Así cada día, hasta la mañana siguiente, para repetir una vez más la misma escena; creo que aquel hombre sabía algo que nunca pude descubrir porque nunca encontré la pregunta correcta. Durante aquellos diez años lo intenté y nunca lo logré.

Ése es el hombre que he de encontrar, el Aguador, así lo llamaba mi viejo profesor.

Cuando me refiero a encontrarlo quiero decir que he de hallar algún papel que hable de él.

Todo lo que contaba mi maestro eran por supuesto mentiras, nada era verdad. O casi nada. Su gracia y su virtud consistían en no esconder que lo eran, y eso es algo frente a lo cual las personas no están preparadas. Por más que las adviertas, su predisposición natural es creerse cualquier cosa que les cuentes.

Sí, estuvo en la cárcel condenado por asesinato, eso sí era verdad, lo demás…, nadie podría asegurarlo, y yo tampoco.

En alguna de aquellas cajas en las que guardé, hace años, todo su patrimonio de papeles, cartas y miles de páginas escritas, recuerdo haber medio leído algo sobre ese Aguador y una historia extrañamente parecida a la de Natalia.

Además mi viejo profesor se llamaba… “Miguel Zweifel”.

Pero no era el Miguel de la carta de Natalia, no era ése.

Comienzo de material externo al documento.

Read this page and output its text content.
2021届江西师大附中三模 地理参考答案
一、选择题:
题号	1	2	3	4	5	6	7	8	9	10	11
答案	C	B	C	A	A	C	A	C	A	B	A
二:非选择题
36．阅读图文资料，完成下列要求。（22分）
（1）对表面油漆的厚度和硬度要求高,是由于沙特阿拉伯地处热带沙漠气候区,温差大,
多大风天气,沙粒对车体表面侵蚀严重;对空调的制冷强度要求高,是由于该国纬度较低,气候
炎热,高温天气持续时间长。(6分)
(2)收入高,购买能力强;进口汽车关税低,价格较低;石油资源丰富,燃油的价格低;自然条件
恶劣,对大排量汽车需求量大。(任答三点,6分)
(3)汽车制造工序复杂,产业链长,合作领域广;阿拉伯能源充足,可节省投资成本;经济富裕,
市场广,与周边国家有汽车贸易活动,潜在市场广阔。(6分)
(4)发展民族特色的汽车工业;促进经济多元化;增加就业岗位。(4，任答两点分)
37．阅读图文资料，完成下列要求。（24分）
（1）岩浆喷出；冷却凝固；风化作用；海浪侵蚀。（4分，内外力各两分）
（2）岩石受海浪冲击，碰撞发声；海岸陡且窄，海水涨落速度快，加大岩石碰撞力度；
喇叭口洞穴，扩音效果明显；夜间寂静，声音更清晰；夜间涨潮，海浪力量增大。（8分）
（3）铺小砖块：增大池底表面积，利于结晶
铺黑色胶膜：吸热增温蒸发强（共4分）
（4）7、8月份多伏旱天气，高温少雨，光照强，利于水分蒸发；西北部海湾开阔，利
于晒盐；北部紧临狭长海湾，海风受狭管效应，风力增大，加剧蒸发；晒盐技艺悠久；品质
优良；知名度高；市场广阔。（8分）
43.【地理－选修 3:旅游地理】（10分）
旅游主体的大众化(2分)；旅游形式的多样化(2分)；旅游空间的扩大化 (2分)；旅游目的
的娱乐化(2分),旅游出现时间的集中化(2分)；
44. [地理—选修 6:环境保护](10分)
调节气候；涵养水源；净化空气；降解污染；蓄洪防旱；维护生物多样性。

Y tampoco era el protagonista de “Dolicocéfala rubia”, “Teodoro Zweifel”, esa novela mediocre de un italiano, Dino Segre, alias Pitigrilli, y que gustaba tanto a mi profesor y a ése que se hacía llamar “el peletero”.

No viene a cuento, o quizás sí, pero ambos, el peletero y mi maestro siempre citaban frases de ese escritor ocurrente y divertido. Una de ellas, muy repetida por los dos, era: “para las mujeres es bueno poseer muchos defectos, pues no nos suelen amar por nuestras virtudes”. Esa siempre fue una de las claves de la vida de ambos.

Pero yo solamente quiero hablar de mi viejo profesor.